Enjoy experimenting with your ingredients
The sky is the limit with marinades, and the process truly lends itself to scratch cooking because once you know the framework, you can let your creativity fill in the blanks. It all starts with the number three: The basic ratio is three parts oil to one part acid. The acid can be vinegar, wine, citrus or yogurt, while the oil could be sesame, canola, olive or even fish sauce. Beef, chicken, veggies and tofu can generally take the same marinades, with the variety stemming more from the flavor profile. In addition to oil and acid, you also need to consider a third component: the flavor! This is the herbs, spices, aromatics and salt.
Chicken might take apple cider vinegar and Worcestershire marinade in an American-style approach, while Middle Eastern recipes might use yogurt and mint, and Asian flavors use rice wine and ginger. Salmon might take a fresh tilt, with tarragon and white wine, or a Japanese profile, with miso and mirin, a sweet cooking wine. If you are looking for nice char, adding a small amount of honey or maple syrup can help the food to caramelize while cooking.
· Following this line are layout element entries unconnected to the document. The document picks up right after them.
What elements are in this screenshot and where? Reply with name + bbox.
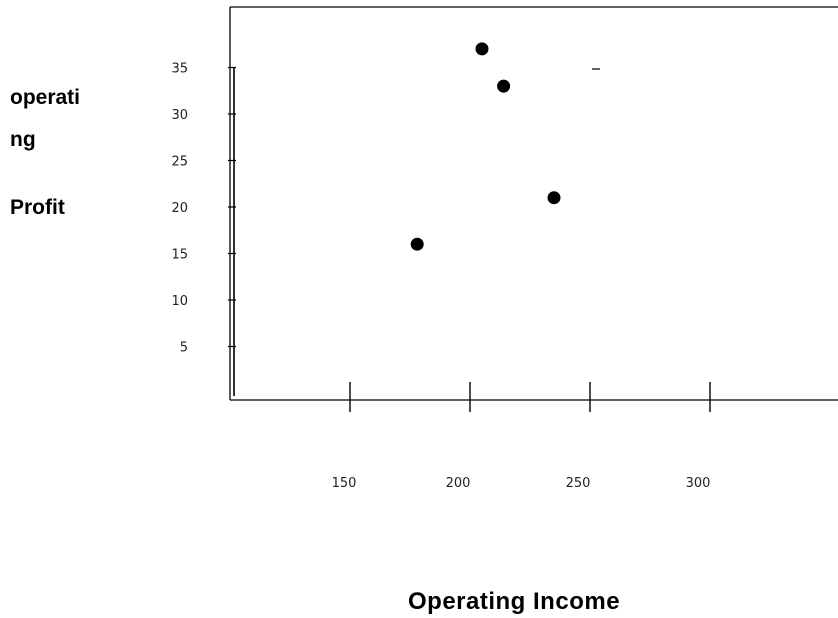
y-tick-label-30: 30 (171, 108, 188, 123)
y-tick-label-5: 5 (180, 341, 188, 356)
y-tick-label-20: 20 (171, 201, 188, 216)
data-point-2 (475, 42, 489, 56)
x-axis-label: Operating Income (408, 588, 621, 615)
data-point-3 (497, 79, 511, 93)
y-tick-label-25: 25 (171, 155, 188, 170)
plot-frame (229, 6, 838, 401)
data-point-1 (410, 237, 424, 251)
x-ticks: 150 200 250 300 (332, 382, 711, 491)
x-tick-label-200: 200 (446, 476, 471, 491)
y-axis-label-line-1: operati (10, 86, 81, 109)
y-tick-label-35: 35 (171, 62, 188, 77)
data-point-4 (547, 191, 561, 205)
y-axis-label-line-2: ng (10, 128, 36, 151)
data-points (410, 42, 561, 251)
x-tick-label-250: 250 (566, 476, 591, 491)
x-tick-label-150: 150 (332, 476, 357, 491)
y-tick-label-15: 15 (171, 248, 188, 263)
y-ticks: 5 10 15 20 25 30 35 (171, 62, 236, 356)
y-axis-label-line-3: Profit (10, 196, 65, 219)
x-tick-label-300: 300 (686, 476, 711, 491)
y-tick-label-10: 10 (171, 294, 188, 309)
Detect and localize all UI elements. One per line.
Match your meat with your method
The two reasons to marinate meat are to tenderize and to impart additional flavor. Since Meats By Linz specializes in premium cuts, Rotroff says higher-tier meats like porterhouse and rib eye can actually be ruined by marinades, but more affordable meats like flank or sirloin will really benefit, especially from tenderization.
Know your timing
Marinating might not be ideal when you’re in a time crunch, but it doesn’t take as long as you might think. For beef and chicken, Rotroff says two hours can do the job. You don’t want to go over 24 hours or so, as the marinade can toughen the meat. For fish, the general rule is 30 minutes, otherwise the fish can begin to cook. Veggies only need about 30 minutes, as they don’t need to be tenderized.
Put care into prepping
Think about ways you can help the marinade soak into the food. That means chopping and removing skin when possible. As an added benefit, smaller pieces allow for faster cooking. As you prepare your marinade, calculate portions properly so you’ll have enough: Think a half cup per pound of meat. Don’t forget to reserve some for sauce before you submerge the meat. Once you’re ready to start, one of the easiest ways to distribute the marinade and help with cleanup is to use a zipper-locked plastic bag, though nonmetal covered bowls work, too. Just don’t use foil, as a chemical reaction could botch your entire recipe. Remember to never marinate at room temperature. Slip your food in the fridge, set a timer and enjoy the anticipation!